Data belonging to millions of customers was exposed by Panera Bread for eight months, reports suggest.
On Monday, security expert Brian Krebs reported that PaneraBread.com, the online domain for the US bakery and cafe chain, exposed customer records including names, email addresses, physical addresses, dates of birth, loyalty card numbers, and the last four digits of credit card numbers.
After being notified of the security breach by researcher Dylan Houlihan, Krebs found information relating to what may be close to -- or more than -- seven million customers was publicly available in plain text.
Customers that had signed up for an account to order food through the website may have been affected.
Houlihan said that Panera was originally notified back in August 2017. An email exchange between the security researcher and Panera director of information security Mike Gustavison suggests that the company had acknowledged the problem and was working on a fix.
However, eight months later, the data leak still existed.
To make matters worse, these records -- stored without any encryption in place -- could be indexed and crawled automatically, which would establish a treasure trove of information for threat actors.
The security issue, also published in detail on PasteBin, suggests that an unauthenticated API endpoint is at fault.
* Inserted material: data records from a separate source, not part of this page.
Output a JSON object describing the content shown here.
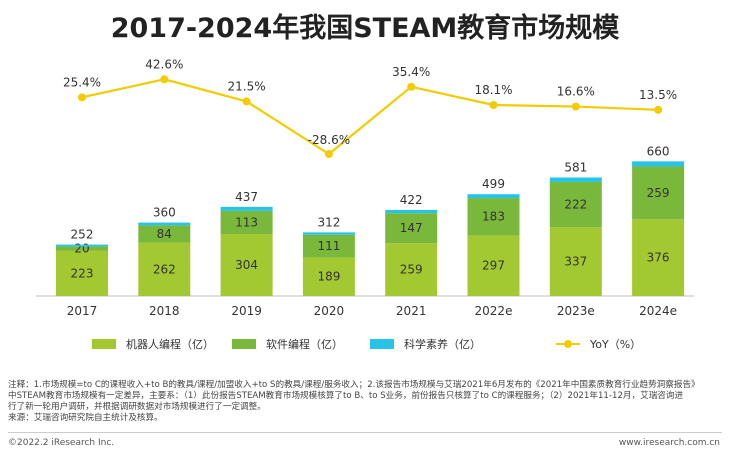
{
  "chart_data": {
    "type": "bar",
    "title": "2017-2024年我国STEAM教育市场规模",
    "categories": [
      "2017",
      "2018",
      "2019",
      "2020",
      "2021",
      "2022e",
      "2023e",
      "2024e"
    ],
    "series": [
      {
        "name": "机器人编程（亿）",
        "values": [
          223,
          262,
          304,
          189,
          259,
          297,
          337,
          376
        ],
        "color": "#a2c932"
      },
      {
        "name": "软件编程（亿）",
        "values": [
          20,
          84,
          113,
          111,
          147,
          183,
          222,
          259
        ],
        "color": "#7ab83c"
      },
      {
        "name": "科学素养（亿）",
        "values": [
          9,
          14,
          20,
          12,
          16,
          19,
          22,
          25
        ],
        "color": "#28c4e8"
      }
    ],
    "totals": [
      252,
      360,
      437,
      312,
      422,
      499,
      581,
      660
    ],
    "yoy": {
      "name": "YoY（%）",
      "values": [
        25.4,
        42.6,
        21.5,
        -28.6,
        35.4,
        18.1,
        16.6,
        13.5
      ],
      "labels": [
        "25.4%",
        "42.6%",
        "21.5%",
        "-28.6%",
        "35.4%",
        "18.1%",
        "16.6%",
        "13.5%"
      ],
      "color": "#f2cc00"
    },
    "stacked": true
  },
  "notes": {
    "line1": "注释：1.市场规模=to C的课程收入+to B的教具/课程/加盟收入+to S的教具/课程/服务收入；2.该报告市场规模与艾瑞2021年6月发布的《2021年中国素质教育行业趋势洞察报告》",
    "line2": "中STEAM教育市场规模有一定差异，主要系：（1）此份报告STEAM教育市场规模核算了to B、to S业务，前份报告只核算了to C的课程服务；（2）2021年11-12月，艾瑞咨询进",
    "line3": "行了新一轮用户调研，并根据调研数据对市场规模进行了一定调整。",
    "line4": "来源：艾瑞咨询研究院自主统计及核算。"
  },
  "footer": {
    "copyright": "©2022.2 iResearch Inc.",
    "website": "www.iresearch.com.cn"
  }
}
Not only could customer data be accessed if a visitor knew the correct link, but due to how the information was stored, it could be searched to find specific victims based on parameters such as phone numbers.
According to Houlihan, the researcher checked for a resolution to the problem every month or so, but "the flaw never disappeared."
See also: AVCrypt ransomware attempts to eradicate your antivirus
It seems it took the security hole becoming public for a resolution to appear.
The website was taken offline briefly on Monday and access to the customer data at the heart of the leak appears to have been locked down. At the time of writing, the website is now once again unavailable.
Panera told Krebs that the issue has been resolved and "there is no evidence of payment card information nor a large number of records being accessed or retrieved," however, the company later told Fox News that "fewer than 10,000 consumers have been potentially affected by this issue."